In the parable that follows their question, Jesus is saying that if we have mature faith we would put the will of God first in our lives at all times.  If we have faith we will not grumble and complain that we have been working for God all day long, now we are tired and it is God’s turn to attend to our needs. Rather we will forget ourselves, having faith that God will come to our aid when and how He deems right.
God’s unconditional love for us demands only one proper response from us, in return our unconditional love for  Him. The truth that today’s gospel shows us is that mature faith consists not in how much God attends to our immediate needs, but in how willing we are to serve God unconditionally, without counting the cost. Being true and faithful disciples. Let us today join the apostles and the whole Church in asking the Lord to increase our faith.
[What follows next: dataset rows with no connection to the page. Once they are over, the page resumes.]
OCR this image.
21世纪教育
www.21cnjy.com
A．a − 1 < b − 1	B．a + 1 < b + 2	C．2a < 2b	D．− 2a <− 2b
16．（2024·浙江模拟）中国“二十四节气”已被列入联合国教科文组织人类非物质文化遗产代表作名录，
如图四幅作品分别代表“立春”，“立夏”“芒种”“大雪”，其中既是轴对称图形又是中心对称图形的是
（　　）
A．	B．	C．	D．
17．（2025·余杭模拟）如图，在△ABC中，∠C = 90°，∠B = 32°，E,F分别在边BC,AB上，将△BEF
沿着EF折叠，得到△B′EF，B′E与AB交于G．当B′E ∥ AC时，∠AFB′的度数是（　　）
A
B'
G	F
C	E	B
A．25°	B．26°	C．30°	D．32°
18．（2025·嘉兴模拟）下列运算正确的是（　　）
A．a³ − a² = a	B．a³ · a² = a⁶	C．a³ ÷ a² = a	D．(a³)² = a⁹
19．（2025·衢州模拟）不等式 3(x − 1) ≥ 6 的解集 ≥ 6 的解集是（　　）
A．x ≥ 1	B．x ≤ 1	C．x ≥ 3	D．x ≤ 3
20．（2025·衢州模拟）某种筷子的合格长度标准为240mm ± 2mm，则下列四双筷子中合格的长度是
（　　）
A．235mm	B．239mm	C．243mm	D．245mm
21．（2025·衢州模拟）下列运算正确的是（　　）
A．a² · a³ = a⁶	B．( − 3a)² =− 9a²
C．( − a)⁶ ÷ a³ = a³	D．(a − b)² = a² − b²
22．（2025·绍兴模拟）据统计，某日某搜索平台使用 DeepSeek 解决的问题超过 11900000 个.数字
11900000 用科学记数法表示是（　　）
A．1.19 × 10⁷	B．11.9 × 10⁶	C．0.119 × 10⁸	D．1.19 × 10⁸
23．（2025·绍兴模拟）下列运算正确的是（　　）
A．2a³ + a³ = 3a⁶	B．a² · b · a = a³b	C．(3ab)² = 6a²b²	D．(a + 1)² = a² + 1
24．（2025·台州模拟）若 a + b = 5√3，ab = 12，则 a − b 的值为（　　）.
I am sure we all struggle with our faith at some time or another. When God unexpectedly intervened in my life and brought me back to the practice of the Faith after 10 years , I had many questions. Some were resolved. Some are still ongoing! Even when I was away from the Church during those years I still believed in God. The problem was that my faith in God had decreased over the years until it was as good as lost. That’s a dangerous place to be in.   
So I think that a good starting point is to recognize that faith - is a gift to us from God.  It is grace. That is, a free share in God’s divine life.  The seed of faith has been given to each of here. With this seed of faith we can do amazing things – move mulberry trees as the Gospel says! All we need to do is to accept the gift of faith and to understand it. We need to do the things that we are expected to do, the things Jesus asks us to do – love God and our neighbour as ourselves. If we work at these things, we will be increasing our faith. It is expected of us.

We are coming now to the end of the Year of Faith proclaimed by Pope Emeritus Benedict some months before he resigned. So let us think this week about how we are doing in what is expected of us. Perhaps some type of examination of conscience now, while we are here:
·       What steps have we taken in the past year to develop our faith?  
·   Have we been on retreat, if our circumstances or finances permit it?
·       Perhaps a day of recollection?  
·       Spent more and regular time in prayer every day?
·       Frequent recourse to the sacrament of reconciliation (Confession?)
·       Read our Bible more?
·       Studied our Catechism to learn more about the teachings  of our beautiful Catholic faith?
·       Kept a spiritual journal?  
·       Or spent some time with Fr Roger or myself,  to share what the Lord is doing in my life and discern what more he might want of me? 

These are some of the ordinary means through which the Lord increases our faith, if we but make time for him. Sunday Mass every Sunday without fail is important, but in a way it’s not enough. We have to actively live our faith from one Sunday to another. Faith is like a muscle.  We have to exercise it for it to grow! To get a Holy Six Pack!

To begin in these areas- of our examination of conscience-  is to plant the smallest of seeds, from which great works of faith can be accomplished. As Paul said in his letter to Timothy,  ‘you have been trusted to look after something precious; guard it with the help of the Holy Spirit.’